Essentially, there were no problems getting everything running.  Now I have to figure out what my password was to log into my Windows XP VM.  I have to complete some online training that can only be done in Windows (thanks a ton).  I would hate to have to crack my way in to my own VM….

Huge thanks out to both michelmase and Krellan for the patches and scripts!

VMware-Server 2.0 Won’t Start a VM…

The title says it all.  I had taken a snapshot earlier of the VM.  Later, my machine locked for some reason last night, and I had to reset it hard.  Even the magic keys didn’t save me.  Everything seemed to come up ok, but this morning when I tried to start the VM, it failed with the error:

Cannot open the disk ‘/home/vmguests/WinXP/WinXP-000001.vmdk’ or one of the snapshot disks it depends on.  Reason:  Failed to lock the file.

I found that by deleting all the .lck folders in the VM directory (as root), I was able to start it normally.

Possibilities Within ESX…

As I learn more about VMware ESX, I am starting to see the flexibility and possibilities available.  You have five major sets of pieces to play with – vswifs, vmknics, portgroups, vswitches, and vmnics.

  • You can tag or untag your portgroups, and can assign multiple portgroups to a vmnic.
  • You can have multiple vswifs on multiple vswitches.
  • You can have multiple vmnics assigned to a portgroup.
  • You can have vswitches with no uplinks (no vmnics assigned).
  • You can have portgroups with no uplinks (no vmnics assigned).
  • You can have vswifs assigned to non-service console portgroups for different traffic cases.
  • You can have up to 100 vswifs (0 to 99).

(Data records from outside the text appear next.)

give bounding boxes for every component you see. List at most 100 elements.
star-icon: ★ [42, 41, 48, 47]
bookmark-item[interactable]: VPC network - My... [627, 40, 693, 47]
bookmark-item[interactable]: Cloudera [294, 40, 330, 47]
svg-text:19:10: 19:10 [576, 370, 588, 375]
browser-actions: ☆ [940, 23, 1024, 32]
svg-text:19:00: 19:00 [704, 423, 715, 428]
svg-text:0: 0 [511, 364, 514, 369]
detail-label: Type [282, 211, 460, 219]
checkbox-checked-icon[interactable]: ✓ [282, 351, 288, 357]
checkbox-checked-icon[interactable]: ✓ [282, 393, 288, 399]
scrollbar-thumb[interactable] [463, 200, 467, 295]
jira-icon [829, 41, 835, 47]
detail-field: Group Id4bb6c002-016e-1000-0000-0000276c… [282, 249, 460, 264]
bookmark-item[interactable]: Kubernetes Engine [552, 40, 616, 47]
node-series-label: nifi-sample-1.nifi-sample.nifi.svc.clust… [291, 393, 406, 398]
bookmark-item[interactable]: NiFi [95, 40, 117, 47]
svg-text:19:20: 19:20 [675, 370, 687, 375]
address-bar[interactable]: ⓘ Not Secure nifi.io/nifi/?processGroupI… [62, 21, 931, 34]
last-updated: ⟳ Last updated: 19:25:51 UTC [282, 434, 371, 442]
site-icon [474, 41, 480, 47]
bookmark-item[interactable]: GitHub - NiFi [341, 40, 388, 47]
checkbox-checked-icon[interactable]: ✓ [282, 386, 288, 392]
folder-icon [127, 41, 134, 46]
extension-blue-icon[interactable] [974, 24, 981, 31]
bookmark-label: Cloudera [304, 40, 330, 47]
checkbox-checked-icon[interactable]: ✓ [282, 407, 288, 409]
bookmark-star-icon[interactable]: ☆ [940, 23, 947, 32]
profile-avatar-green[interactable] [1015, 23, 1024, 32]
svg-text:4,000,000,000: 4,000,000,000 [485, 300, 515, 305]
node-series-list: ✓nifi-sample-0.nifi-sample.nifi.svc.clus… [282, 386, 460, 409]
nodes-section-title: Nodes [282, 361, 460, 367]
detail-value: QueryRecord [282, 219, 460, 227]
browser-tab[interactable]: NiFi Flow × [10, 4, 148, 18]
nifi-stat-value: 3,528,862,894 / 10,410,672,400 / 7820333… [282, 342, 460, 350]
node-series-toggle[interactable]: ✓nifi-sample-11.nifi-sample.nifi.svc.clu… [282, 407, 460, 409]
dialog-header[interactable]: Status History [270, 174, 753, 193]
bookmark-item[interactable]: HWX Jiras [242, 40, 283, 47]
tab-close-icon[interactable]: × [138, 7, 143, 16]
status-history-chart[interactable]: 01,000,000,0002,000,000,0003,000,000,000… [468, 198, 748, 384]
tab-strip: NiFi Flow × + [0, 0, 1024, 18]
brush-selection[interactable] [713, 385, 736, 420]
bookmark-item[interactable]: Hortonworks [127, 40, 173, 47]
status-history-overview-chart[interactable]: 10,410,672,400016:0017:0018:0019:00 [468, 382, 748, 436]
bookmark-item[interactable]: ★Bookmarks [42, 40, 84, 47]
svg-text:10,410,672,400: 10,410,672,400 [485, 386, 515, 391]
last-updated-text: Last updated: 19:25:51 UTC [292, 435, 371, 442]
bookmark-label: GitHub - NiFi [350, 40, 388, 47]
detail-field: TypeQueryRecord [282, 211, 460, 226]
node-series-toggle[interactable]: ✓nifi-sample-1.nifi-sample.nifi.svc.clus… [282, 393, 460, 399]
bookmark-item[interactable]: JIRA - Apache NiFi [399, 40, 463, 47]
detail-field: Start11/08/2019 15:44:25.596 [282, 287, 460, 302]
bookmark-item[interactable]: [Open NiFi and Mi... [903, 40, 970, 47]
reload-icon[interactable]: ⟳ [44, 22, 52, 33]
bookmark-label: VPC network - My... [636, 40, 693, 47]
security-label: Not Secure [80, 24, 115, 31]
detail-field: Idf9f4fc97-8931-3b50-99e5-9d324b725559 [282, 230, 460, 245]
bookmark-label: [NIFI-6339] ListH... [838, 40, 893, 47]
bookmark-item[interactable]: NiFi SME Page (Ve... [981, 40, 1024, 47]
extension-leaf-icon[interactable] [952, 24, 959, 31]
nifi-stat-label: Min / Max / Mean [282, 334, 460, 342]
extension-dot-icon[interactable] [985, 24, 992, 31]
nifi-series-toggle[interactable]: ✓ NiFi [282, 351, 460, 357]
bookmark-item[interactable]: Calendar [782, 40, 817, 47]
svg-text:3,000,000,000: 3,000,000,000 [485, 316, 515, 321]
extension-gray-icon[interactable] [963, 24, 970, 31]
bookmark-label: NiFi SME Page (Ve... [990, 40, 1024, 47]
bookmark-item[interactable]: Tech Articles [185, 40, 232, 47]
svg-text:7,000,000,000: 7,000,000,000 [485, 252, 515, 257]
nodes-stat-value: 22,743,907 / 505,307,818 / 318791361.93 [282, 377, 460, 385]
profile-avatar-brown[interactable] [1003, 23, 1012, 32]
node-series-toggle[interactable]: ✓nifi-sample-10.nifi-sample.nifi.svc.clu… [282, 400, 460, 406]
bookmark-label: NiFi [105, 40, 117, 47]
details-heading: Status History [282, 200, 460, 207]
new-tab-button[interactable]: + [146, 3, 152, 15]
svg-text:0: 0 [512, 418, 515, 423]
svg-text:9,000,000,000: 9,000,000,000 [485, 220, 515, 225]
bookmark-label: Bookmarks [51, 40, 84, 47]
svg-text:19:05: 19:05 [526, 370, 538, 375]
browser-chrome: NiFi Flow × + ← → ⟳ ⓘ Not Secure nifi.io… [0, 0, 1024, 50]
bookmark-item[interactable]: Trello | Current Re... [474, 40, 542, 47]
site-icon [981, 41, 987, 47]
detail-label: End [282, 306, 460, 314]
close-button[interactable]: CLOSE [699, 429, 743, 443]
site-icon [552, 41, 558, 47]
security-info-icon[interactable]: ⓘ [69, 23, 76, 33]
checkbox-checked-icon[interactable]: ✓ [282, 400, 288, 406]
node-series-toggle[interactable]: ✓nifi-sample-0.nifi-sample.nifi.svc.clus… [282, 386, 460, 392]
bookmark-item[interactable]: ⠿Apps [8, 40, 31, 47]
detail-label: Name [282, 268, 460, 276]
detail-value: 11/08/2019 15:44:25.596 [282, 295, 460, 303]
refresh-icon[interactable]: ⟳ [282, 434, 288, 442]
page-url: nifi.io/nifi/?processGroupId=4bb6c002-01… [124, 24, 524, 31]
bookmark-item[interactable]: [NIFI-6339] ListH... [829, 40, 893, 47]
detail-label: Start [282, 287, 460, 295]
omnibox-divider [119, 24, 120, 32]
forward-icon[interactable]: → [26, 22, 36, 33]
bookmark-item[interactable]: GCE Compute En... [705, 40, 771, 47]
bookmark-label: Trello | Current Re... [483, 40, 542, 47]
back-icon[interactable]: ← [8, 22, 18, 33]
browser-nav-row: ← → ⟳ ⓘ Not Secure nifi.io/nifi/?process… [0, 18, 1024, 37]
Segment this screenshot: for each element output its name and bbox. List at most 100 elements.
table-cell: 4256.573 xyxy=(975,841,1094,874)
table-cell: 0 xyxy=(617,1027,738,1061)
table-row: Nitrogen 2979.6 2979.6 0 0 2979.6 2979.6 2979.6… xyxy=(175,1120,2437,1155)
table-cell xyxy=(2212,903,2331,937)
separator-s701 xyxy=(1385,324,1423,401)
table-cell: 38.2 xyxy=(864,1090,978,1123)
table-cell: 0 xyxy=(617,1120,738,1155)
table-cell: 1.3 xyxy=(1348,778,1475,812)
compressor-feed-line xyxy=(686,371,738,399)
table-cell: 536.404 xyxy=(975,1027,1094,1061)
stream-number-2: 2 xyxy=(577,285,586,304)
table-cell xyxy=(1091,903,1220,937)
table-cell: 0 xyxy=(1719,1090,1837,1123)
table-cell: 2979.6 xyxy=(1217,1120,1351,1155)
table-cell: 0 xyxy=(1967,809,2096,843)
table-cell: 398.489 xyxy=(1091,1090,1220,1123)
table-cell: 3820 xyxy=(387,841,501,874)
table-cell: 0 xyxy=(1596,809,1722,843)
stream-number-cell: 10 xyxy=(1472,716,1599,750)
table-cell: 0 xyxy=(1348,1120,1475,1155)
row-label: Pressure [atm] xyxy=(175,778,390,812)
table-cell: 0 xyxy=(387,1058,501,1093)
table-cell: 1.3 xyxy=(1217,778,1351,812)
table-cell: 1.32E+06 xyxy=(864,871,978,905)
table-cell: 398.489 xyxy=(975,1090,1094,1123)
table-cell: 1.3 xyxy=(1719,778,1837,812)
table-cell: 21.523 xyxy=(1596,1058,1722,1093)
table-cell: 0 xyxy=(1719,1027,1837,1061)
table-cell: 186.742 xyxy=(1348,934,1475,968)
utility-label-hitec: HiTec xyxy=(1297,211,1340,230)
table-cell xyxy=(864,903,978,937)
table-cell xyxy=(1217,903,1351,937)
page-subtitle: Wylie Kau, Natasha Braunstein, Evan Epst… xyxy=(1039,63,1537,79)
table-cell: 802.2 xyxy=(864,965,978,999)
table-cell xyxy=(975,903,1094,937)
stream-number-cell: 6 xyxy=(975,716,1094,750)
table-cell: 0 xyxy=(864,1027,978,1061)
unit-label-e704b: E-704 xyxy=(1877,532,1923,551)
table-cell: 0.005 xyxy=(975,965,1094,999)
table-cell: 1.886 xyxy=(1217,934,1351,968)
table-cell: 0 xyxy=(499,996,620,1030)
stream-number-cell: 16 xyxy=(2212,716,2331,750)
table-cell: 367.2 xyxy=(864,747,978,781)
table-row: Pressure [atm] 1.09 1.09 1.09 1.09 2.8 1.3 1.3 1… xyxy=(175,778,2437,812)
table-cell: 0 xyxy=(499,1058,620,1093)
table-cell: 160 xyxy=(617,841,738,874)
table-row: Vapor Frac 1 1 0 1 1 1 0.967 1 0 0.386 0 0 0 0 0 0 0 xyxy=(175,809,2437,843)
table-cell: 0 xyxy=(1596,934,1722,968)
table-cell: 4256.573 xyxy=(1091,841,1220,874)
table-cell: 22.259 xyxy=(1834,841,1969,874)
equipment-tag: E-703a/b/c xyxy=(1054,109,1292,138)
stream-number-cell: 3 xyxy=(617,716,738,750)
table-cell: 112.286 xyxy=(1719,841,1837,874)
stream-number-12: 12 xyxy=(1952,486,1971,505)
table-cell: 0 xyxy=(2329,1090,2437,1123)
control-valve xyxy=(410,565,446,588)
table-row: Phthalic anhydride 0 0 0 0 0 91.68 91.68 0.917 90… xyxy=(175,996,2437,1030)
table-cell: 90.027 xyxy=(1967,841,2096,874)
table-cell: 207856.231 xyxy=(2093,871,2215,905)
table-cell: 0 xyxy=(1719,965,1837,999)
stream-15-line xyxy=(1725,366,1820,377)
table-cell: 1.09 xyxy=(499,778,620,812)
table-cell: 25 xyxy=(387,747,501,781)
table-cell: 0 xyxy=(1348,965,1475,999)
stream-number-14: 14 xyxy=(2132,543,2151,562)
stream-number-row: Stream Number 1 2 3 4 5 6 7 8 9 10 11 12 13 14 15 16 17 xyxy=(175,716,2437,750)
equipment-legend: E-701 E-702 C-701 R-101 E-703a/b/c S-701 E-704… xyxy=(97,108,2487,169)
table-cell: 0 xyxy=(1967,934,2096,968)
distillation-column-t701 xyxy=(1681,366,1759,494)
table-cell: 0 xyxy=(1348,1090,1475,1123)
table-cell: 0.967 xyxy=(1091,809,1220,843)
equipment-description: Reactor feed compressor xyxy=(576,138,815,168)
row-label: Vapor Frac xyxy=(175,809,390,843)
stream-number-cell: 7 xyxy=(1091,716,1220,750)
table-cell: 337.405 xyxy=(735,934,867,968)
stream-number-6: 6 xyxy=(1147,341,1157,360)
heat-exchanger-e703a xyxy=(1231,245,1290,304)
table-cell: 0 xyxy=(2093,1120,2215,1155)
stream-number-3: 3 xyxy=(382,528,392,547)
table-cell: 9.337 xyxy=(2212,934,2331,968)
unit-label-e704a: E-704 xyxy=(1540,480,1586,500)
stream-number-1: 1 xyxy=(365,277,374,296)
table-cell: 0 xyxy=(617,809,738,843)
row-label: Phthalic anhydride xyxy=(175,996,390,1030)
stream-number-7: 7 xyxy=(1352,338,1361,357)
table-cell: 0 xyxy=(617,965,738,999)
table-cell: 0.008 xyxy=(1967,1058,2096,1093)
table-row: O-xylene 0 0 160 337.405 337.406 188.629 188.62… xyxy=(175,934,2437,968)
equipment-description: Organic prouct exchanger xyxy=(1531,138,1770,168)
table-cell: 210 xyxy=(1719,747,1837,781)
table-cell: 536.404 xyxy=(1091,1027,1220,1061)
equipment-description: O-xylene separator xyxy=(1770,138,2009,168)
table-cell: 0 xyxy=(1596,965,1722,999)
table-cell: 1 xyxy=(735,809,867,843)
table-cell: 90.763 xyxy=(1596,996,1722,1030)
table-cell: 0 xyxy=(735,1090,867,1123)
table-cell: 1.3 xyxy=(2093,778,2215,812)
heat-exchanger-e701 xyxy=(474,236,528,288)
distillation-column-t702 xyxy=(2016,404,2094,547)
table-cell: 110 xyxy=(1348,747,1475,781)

Things I have yet to determine on my own:

  • How many vmknics can you have?  I assume 100 also – you do not name them like you do with vswifs; you create and assign them to portgroups and they are automatically named and numbered.
  • Can a portgroup span multiple vswitches?  I don’t see why not.
  • Can a vmnic be assigned to multiple vswitches?  I think so…

I am sure that I will come up with plenty more questions.

Then throw in the firewall configs, and appliance VM’s (like firewall/IDS/IPS/proxy devices).  I saw demonstrations of an entire DMZ within a physical server, using such appliances spanning multiple vswitches (some with uplinks, some without).  Talk about amazing – I had not even considered thinking in that direction.  Just imagine how you can move all these pieces around to create new network functionality within an ESX host server.  The more complex it gets, though, the more you [A.] need to know the ESX command line, and [B.] need a kickstart script on a floppy to autoconfigure your stroke of genius onto new ESX servers you deploy.  (Because hand-jamming sucks.)

And finally – this is just the ESX side.  VIM comes along and adds in clusters, resource pools, the concept of shares, VMotion, HA, and DRS, just to name a few.  All configurable, and with a new set of caveats, such as:

  • DRS, VMotion, and HA need shared storage (SAN, iSCSI, or NFS) available before they are enabled.
  • DRS needs to be set to Manual when importing VMs from images or machines – deploying from templates does not (I think).
  • DRS and HA are available only for hosts within a cluster (I think).
  • HA, I believe, requires identical network configs on each ESX host in the cluster to work – so if you build your cluster out of dissimilar junk machines like I have (it’s all I have to work with for now), with different NIC quantities, portgroup assignments, and so on, then HA probably won’t work.  At least, it doesn’t for me, and the differing network configs are the first thing I would suspect.  And if you think it through, it sorta makes sense that it won’t work.

When VMware and Cisco come out with the virtual switch concept they discussed at VMworld2008, this HA limitation should change.  This is where, as I understand it, essentially the network configs are shadowed across each clustered host.  The Cisco switch interconnecting them is reconfigured when a HA event happens to allow those network changes incurred to function.  I think this is basically how it is supposed to work.  Too cool, eh?